The prolonged negotiations contribute to faculty unhappiness, but action like this one, and many others, forced the Faculty Senate, just like the Student Government, to conduct a vote of confidence/no confidence last semester. Academic Affairs Committees in all three colleges decides on new courses proposal, program changes or elimination and after that, decisions go to Faculty Council. Faculty Advisory Council advises Provost Frank, who is also Vice President of Academic Affairs. This is how the shared governance should work for all academic affairs in order achieving shared goals. “Shared governance means that things go through process,” said Judith Kaplan-Weinger, Chair of Faculty Senate.

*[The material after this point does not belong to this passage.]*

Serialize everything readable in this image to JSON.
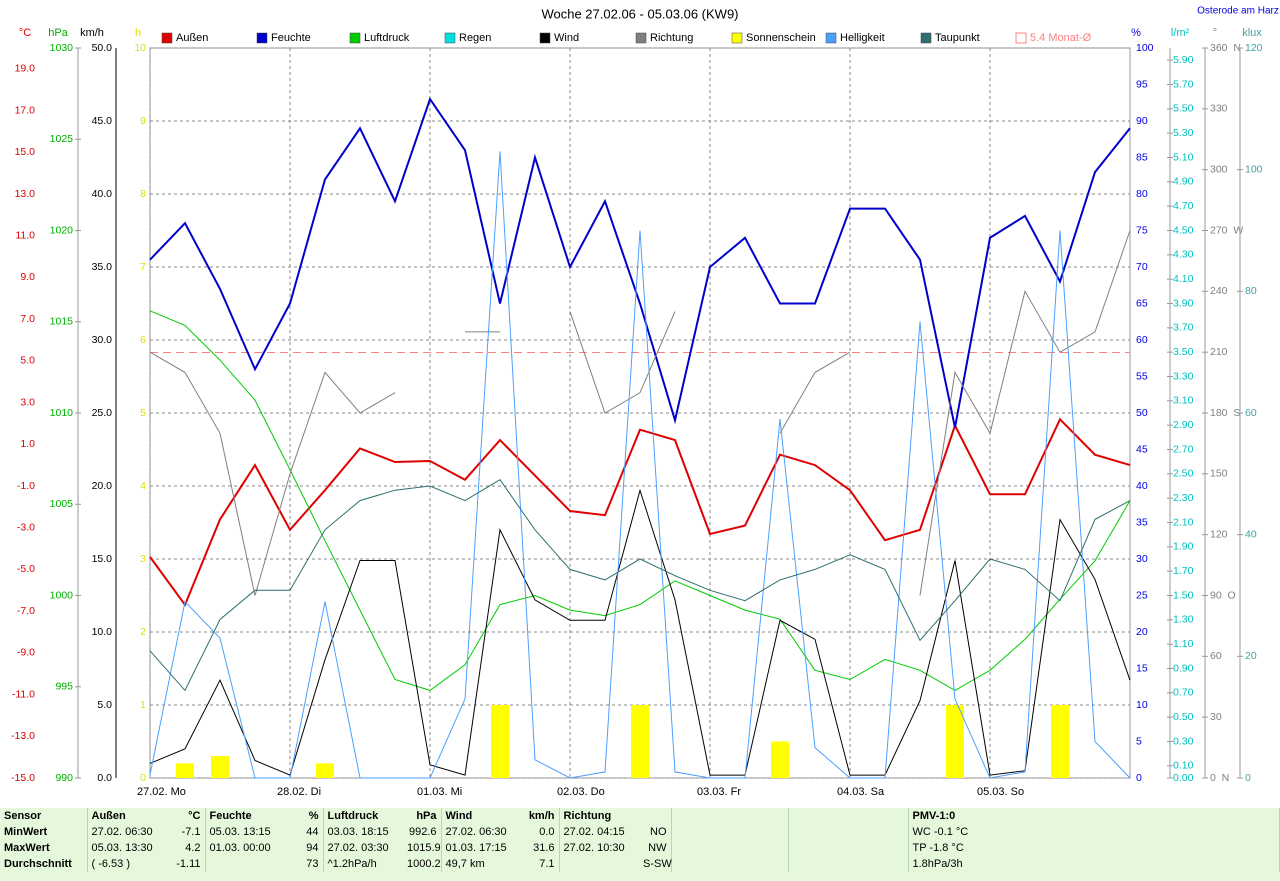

However, current administration has made decisions without following that process, which translates in authoritarian governance. Despite the difficult financial constraints NEIU faces, administration has accepted excessive increases in salary and expects faculty to work more, while falling behind their colleagues at comparable institutions. University administrators should follow and adhere to shared governance policy, which include Faculty Senate participation in budget decision-making and policy implementation. Another decision, that affected students in particular, was the change in activity hour that was implemented despite the objection of the students and faculty. Furthermore, to illustrate the kicks students had to suffer and the disrespect for shared governance is the closing of the Adult and Women Study Program (AWSP). Clearly, issues were spiraling and it came as no surprise that the SGA and the Faculty Senate decided to vote ‘no confidence.’

People have the most trust in universities because they have a system of peer review, or checks and balances. “That kind of process makes institutions like universities self correcting,” said Dr. Gregory Anderson, Faculty Senate Vice-Chair. He compared NEIU to a hospital and explained, “If that was a hospital, maybe you want the hospital administrator to decide where you are buying your scrubs from, but you would want a team of surgeons to decide where to make the incisions and how to cut. You wouldn’t want the hospital administrators making that one.” In our case, NEIU administration is ignoring its “surgeons'” decisions and input, and they are told that their contribution is simply advisory. Anderson added, “That is a very dangerous precedent, because it undermines the core pillar for which the public has trust in institutions of higher education.”

A vote of no confidence is a signal to the Board of Trustees that there is a problem with the leadership of the university. NEIU’s Board of Trustees has the final word, but they haven’t responded yet. It is not just a few unhappy people, but a wide range of problems, which consequently has led to a full faculty vote of confidence/no confidence. “This is really a test of the Board of Trustees,” said Anderson and added that things are not working the way they should and many people recognize that.